Where: Air Canada Centre, Toronto
When: March 8 2010
Singer/guitarist Matt Bellamy’s recent fixation on teddy bears (as seen dominating the video for “Uprising”) came full head on this Toronto night as Muse played an interlude of “Teddy Bear’s Picnic” to a sold out Air Canada Centre. That’s what the English three piece do best – spinning the juvenile, absurd and over-the-top into epic rock compositions.
An electronic melody enticed the crowd as three towers screened bodies climbing stairs and subsequently falling down like lemmings off a cliff. An explosion of bass and the curtains dropped from the towers revealing Muse standing on top of them playing “Uprising”, the first track off The Resistance. They remained standing high on their towers for the eponymous song from the album before the pillars descended into the stage for “New Born” which featured a slower tempo and fuzzier distortion in its guitar parts. That, along with “Feeling Good” was as far back as they went into their catalogue since this was part of a tour promoting their latest album.
Microphones dotted the circumference of the stage and Dominic Howard’s revolving drum set allowed everybody in the arena to get a full frontal view of his talent. The towers ascended for select songs, such as the Queen-sized piano epic “United States of Eurasia”, displaying pictures of world leaders intermitted with clips of mutually assured destruction. It was an effective way to bring the band’s paranoia and conspiracy theories to life in a live setting.

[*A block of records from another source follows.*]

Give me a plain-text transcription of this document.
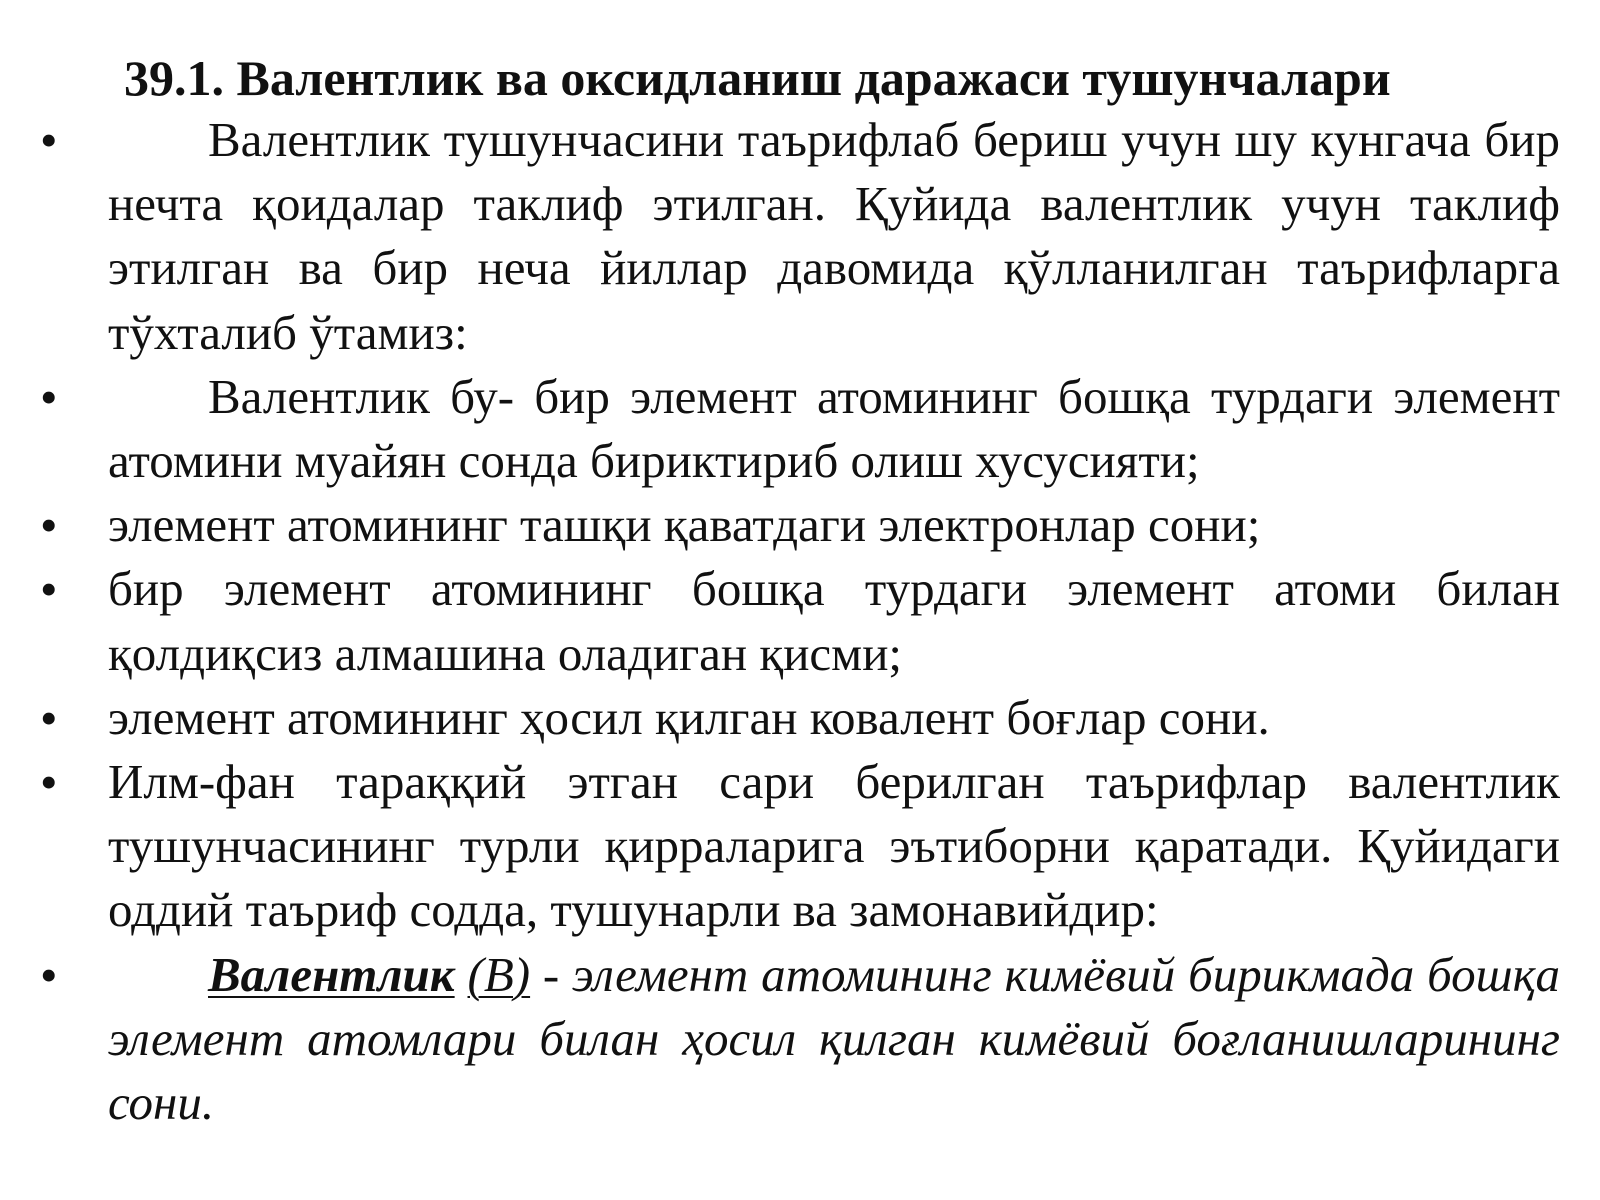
39.1. Валентлик ва оксидланиш даражаси тушунчалари
•	Валентлик тушунчасини таърифлаб бериш учун шу кунгача бир нечта қоидалар таклиф этилган. Қуйида валентлик учун таклиф этилган ва бир неча йиллар давомида қўлланилган таърифларга тўхталиб ўтамиз:

•	Валентлик бу- бир элемент атомининг бошқа турдаги элемент атомини муайян сонда бириктириб олиш хусусияти;

• элемент атомининг ташқи қаватдаги электронлар сони;

• бир элемент атомининг бошқа турдаги элемент атоми билан қолдиқсиз алмашина оладиган қисми;

• элемент атомининг ҳосил қилган ковалент боғлар сони.

• Илм-фан тараққий этган сари берилган таърифлар валентлик тушунчасининг турли қирраларига эътиборни қаратади. Қуйидаги оддий таъриф содда, тушунарли ва замонавийдир:

•	Валентлик (В) - элемент атомининг кимёвий бирикмада бошқа элемент атомлари билан ҳосил қилган кимёвий боғланишларининг сони.
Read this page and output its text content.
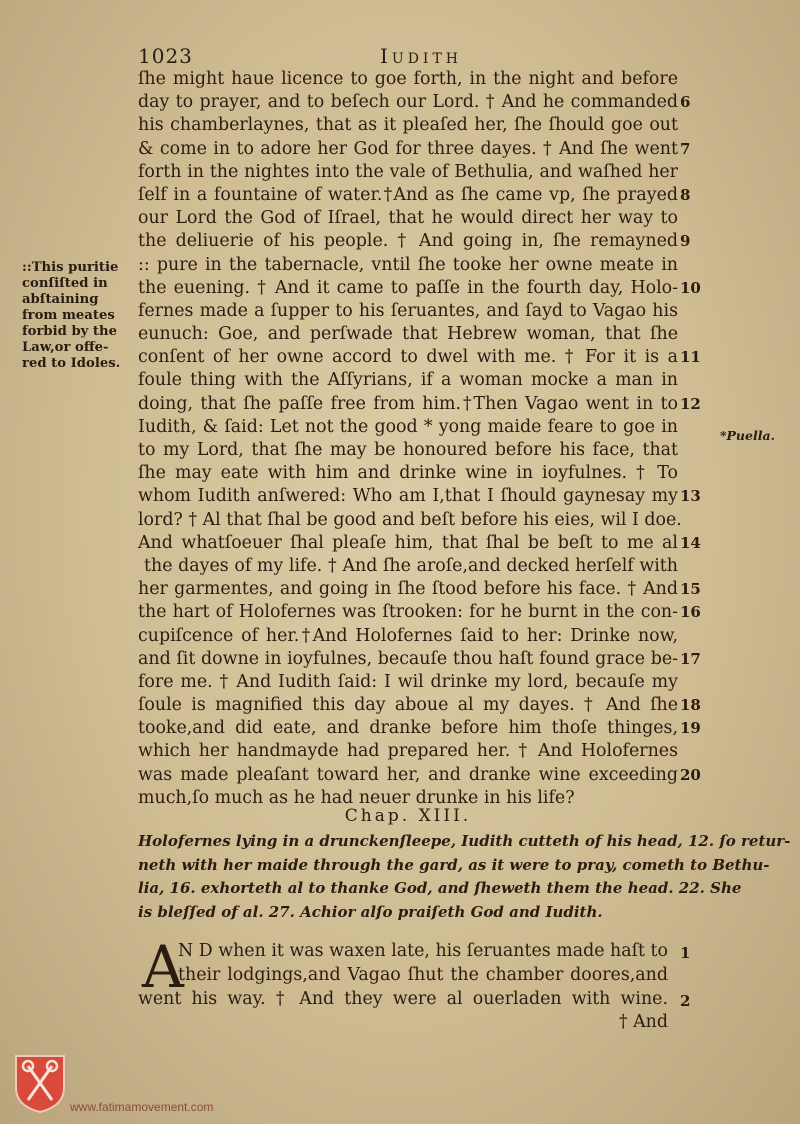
1023	Iudith
::This puritie
conſiſted in
abſtaining
from meates
forbid by the
Law,or offe-
red to Idoles.
*Puella.
ſhe might haue licence to goe forth, in the night and before
day to prayer, and to beſech our Lord. † And he commanded
his chamberlaynes, that as it pleaſed her, ſhe ſhould goe out
& come in to adore her God for three dayes. † And ſhe went
forth in the nightes into the vale of Bethulia, and waſhed her
ſelf in a fountaine of water.†And as ſhe came vp, ſhe prayed
our Lord the God of Iſrael, that he would direct her way to
the deliuerie of his people. † And going in, ſhe remayned
:: pure in the tabernacle, vntil ſhe tooke her owne meate in
the euening. † And it came to paſſe in the fourth day, Holo-
fernes made a ſupper to his ſeruantes, and ſayd to Vagao his
eunuch: Goe, and perſwade that Hebrew woman, that ſhe
conſent of her owne accord to dwel with me. † For it is a
foule thing with the Aſſyrians, if a woman mocke a man in
doing, that ſhe paſſe free from him.†Then Vagao went in to
Iudith, & ſaid: Let not the good * yong maide feare to goe in
to my Lord, that ſhe may be honoured before his face, that
ſhe may eate with him and drinke wine in ioyfulnes. † To
whom Iudith anſwered: Who am I,that I ſhould gaynesay my
lord? † Al that ſhal be good and beſt before his eies, wil I doe.
And whatſoeuer ſhal pleaſe him, that ſhal be beſt to me al
the dayes of my life. † And ſhe aroſe,and decked herſelf with
her garmentes, and going in ſhe ſtood before his face. † And
the hart of Holofernes was ſtrooken: for he burnt in the con-
cupiſcence of her.†And Holofernes ſaid to her: Drinke now,
and ſit downe in ioyfulnes, becauſe thou haſt found grace be-
fore me. † And Iudith ſaid: I wil drinke my lord, becauſe my
ſoule is magnified this day aboue al my dayes. † And ſhe
tooke,and did eate, and dranke before him thoſe thinges,
which her handmayde had prepared her. † And Holofernes
was made pleaſant toward her, and dranke wine exceeding
much,ſo much as he had neuer drunke in his life?
6
7
8
9
10
11
12
13
14
15
16
17
18
19
20
Chap. XIII.
Holofernes lying in a drunckenſleepe, Iudith cutteth of his head, 12. ſo retur-
neth with her maide through the gard, as it were to pray, cometh to Bethu-
lia, 16. exhorteth al to thanke God, and ſheweth them the head. 22. She
is bleſſed of al. 27. Achior alſo praiſeth God and Iudith.
A
N D when it was waxen late, his ſeruantes made haſt to
their lodgings,and Vagao ſhut the chamber doores,and
went his way. † And they were al ouerladen with wine.
† And
1
2
www.fatimamovement.com
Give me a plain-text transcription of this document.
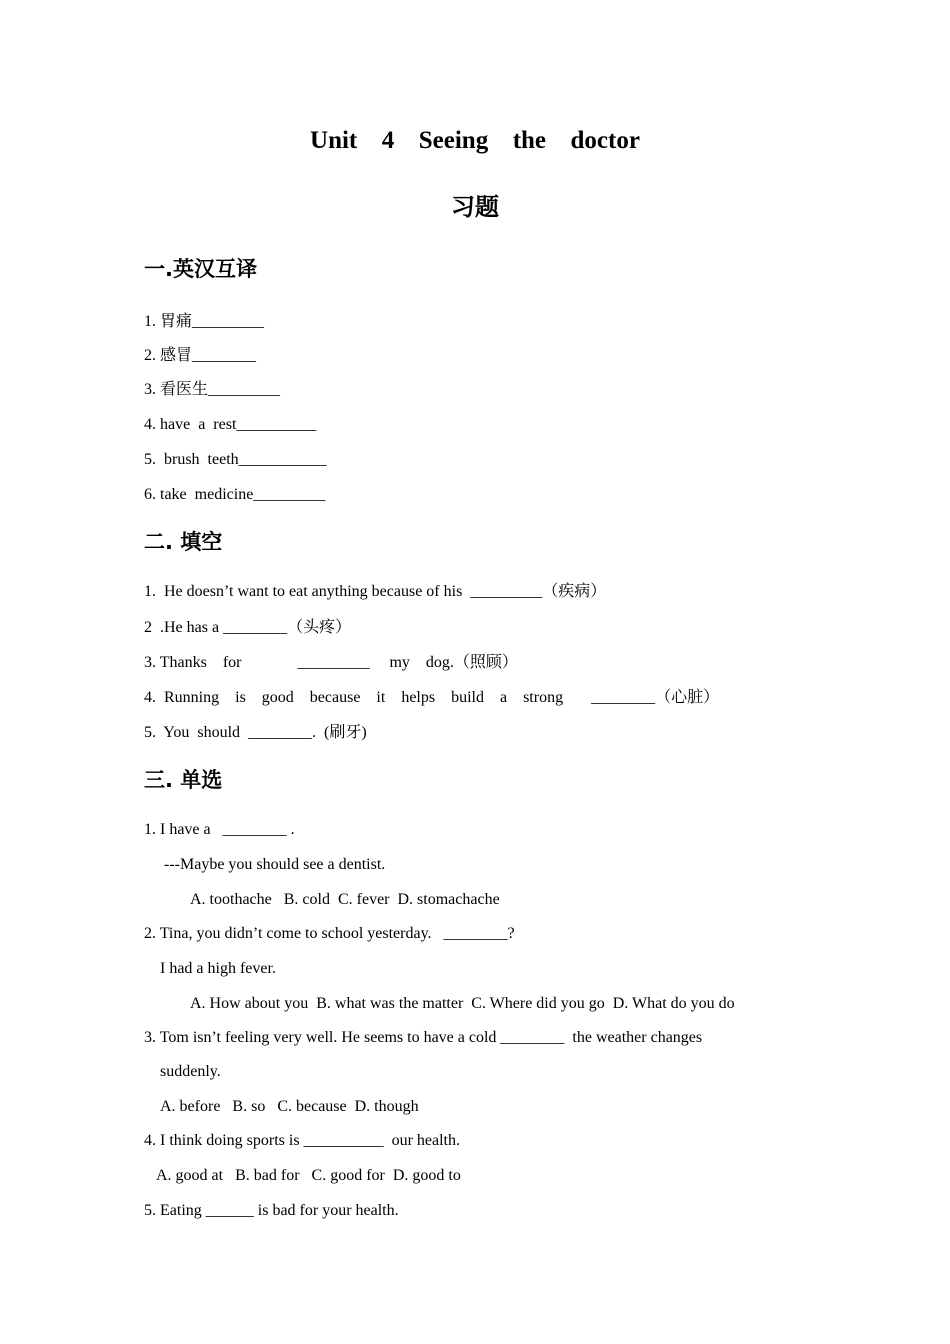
Unit  4  Seeing  the  doctor
习题
一.英汉互译
1. 胃痛_________
2. 感冒________
3. 看医生_________
4. have  a  rest__________
5.  brush  teeth___________
6. take  medicine_________
二. 填空
1.  He doesn’t want to eat anything because of his  _________（疾病）
2  .He has a ________（头疼）
3. Thanks    for              _________     my    dog.（照顾）
4.  Running    is    good    because    it    helps    build    a    strong       ________（心脏）
5.  You  should  ________.  (刷牙)
三. 单选
1. I have a   ________ .
---Maybe you should see a dentist.
A. toothache   B. cold  C. fever  D. stomachache
2. Tina, you didn’t come to school yesterday.   ________?
I had a high fever.
A. How about you  B. what was the matter  C. Where did you go  D. What do you do
3. Tom isn’t feeling very well. He seems to have a cold ________  the weather changes
suddenly.
A. before   B. so   C. because  D. though
4. I think doing sports is __________  our health.
A. good at   B. bad for   C. good for  D. good to
5. Eating ______ is bad for your health.
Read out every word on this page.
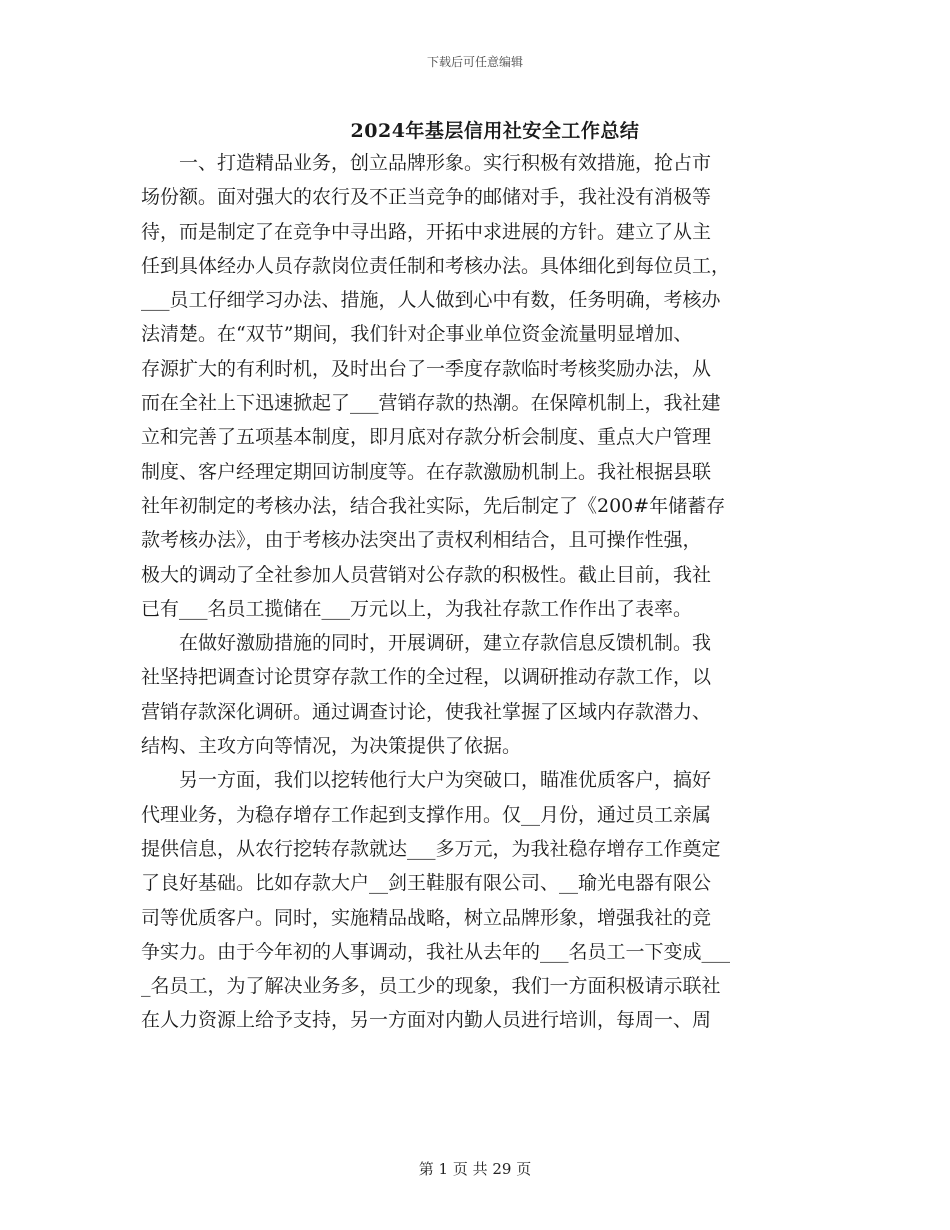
下载后可任意编辑
2024年基层信用社安全工作总结
　　一、打造精品业务，创立品牌形象。实行积极有效措施，抢占市
场份额。面对强大的农行及不正当竞争的邮储对手，我社没有消极等
待，而是制定了在竞争中寻出路，开拓中求进展的方针。建立了从主
任到具体经办人员存款岗位责任制和考核办法。具体细化到每位员工，
___员工仔细学习办法、措施，人人做到心中有数，任务明确，考核办
法清楚。在“双节”期间，我们针对企事业单位资金流量明显增加、
存源扩大的有利时机，及时出台了一季度存款临时考核奖励办法，从
而在全社上下迅速掀起了___营销存款的热潮。在保障机制上，我社建
立和完善了五项基本制度，即月底对存款分析会制度、重点大户管理
制度、客户经理定期回访制度等。在存款激励机制上。我社根据县联
社年初制定的考核办法，结合我社实际，先后制定了《200#年储蓄存
款考核办法》，由于考核办法突出了责权利相结合，且可操作性强，
极大的调动了全社参加人员营销对公存款的积极性。截止目前，我社
已有___名员工揽储在___万元以上，为我社存款工作作出了表率。
　　在做好激励措施的同时，开展调研，建立存款信息反馈机制。我
社坚持把调查讨论贯穿存款工作的全过程，以调研推动存款工作，以
营销存款深化调研。通过调查讨论，使我社掌握了区域内存款潜力、
结构、主攻方向等情况，为决策提供了依据。
　　另一方面，我们以挖转他行大户为突破口，瞄准优质客户，搞好
代理业务，为稳存增存工作起到支撑作用。仅__月份，通过员工亲属
提供信息，从农行挖转存款就达___多万元，为我社稳存增存工作奠定
了良好基础。比如存款大户__剑王鞋服有限公司、__瑜光电器有限公
司等优质客户。同时，实施精品战略，树立品牌形象，增强我社的竞
争实力。由于今年初的人事调动，我社从去年的___名员工一下变成___
_名员工，为了解决业务多，员工少的现象，我们一方面积极请示联社
在人力资源上给予支持，另一方面对内勤人员进行培训，每周一、周
第 1 页 共 29 页
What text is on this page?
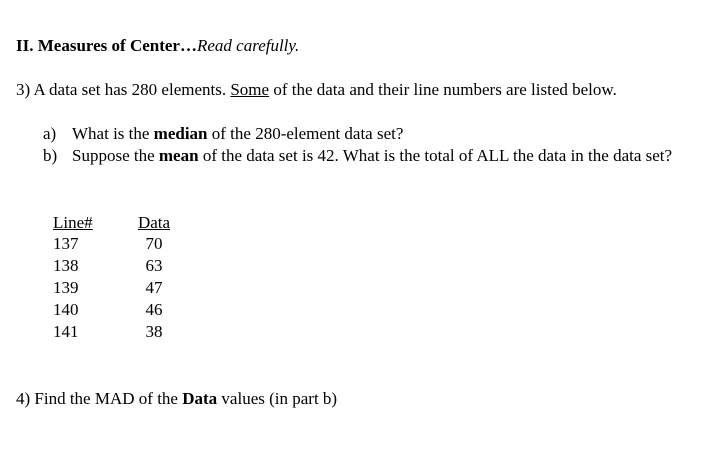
II. Measures of Center…Read carefully.
3) A data set has 280 elements. Some of the data and their line numbers are listed below.
a) What is the median of the 280-element data set?
b) Suppose the mean of the data set is 42. What is the total of ALL the data in the data set?
Line#
137
138
139
140
141
Data
70
63
47
46
38
4) Find the MAD of the Data values (in part b)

Instrumental breaks prevented anybody from grabbing another beer or going to the bathroom. These ranged from unnamed rock jams to a cover of Led Zeppelin’s “Whole Lotta Love”. The best of these was the inclusion of the “Interlude” featured on Absolution, before they launched into “Hysteria”. A transition that hasn’t often been included in previous live sets.
It was the songs from 2006’s Black Holes And Revelations that garnered the most attention. Everybody participated in the handclaps of “Starlight”. During this, giant eyeball balloons drifted from the rafters acting as creepy beach balls bouncing through the crowd. And say what you will about the inclusion of “Supermassive Black Hole” on the Twilight soundtrack, but it is still one of their most funky and memorable songs. It comes off even better live with an extended solo that teases an individual’s senses.
After closing the set with the near-metal “Unnatural Selection”, an eerie mood was set with the first part of Exogenesis: Symphony which was later counterbalanced by the headbanging “Stockholm Syndrome”. The night ended with the towers tele-prompting “No one’s going to take me alive” and bystanders fist-pumping to the artistic number “Knights Of Cydonia”.
It’s been interesting to see the evolution of this band as in 2004, Muse tried to break America by playing free club shows across the country. While still rocking out, the persona of the band remained a little reserved. Their status has escalated from small venues to amphitheaters to festivals that make them appear as what they seem like on the other side of the ocean: arena rock gods.
The reservations apparent six years ago do not apply anymore as Bellamy used all parts of the stage and experimented with crazy distortion and reverb. He even managed to throw in a power slide or two. Howard has mastered the art of playing drums while spinning in a circle and Chris Wolstenholme could make some worry that his head will fall off with the way it rolls with his bass lines.
With their massive live shows and growing fan base including tweens, rockers and casual listeners, Muse should face no resistance in taking over the world.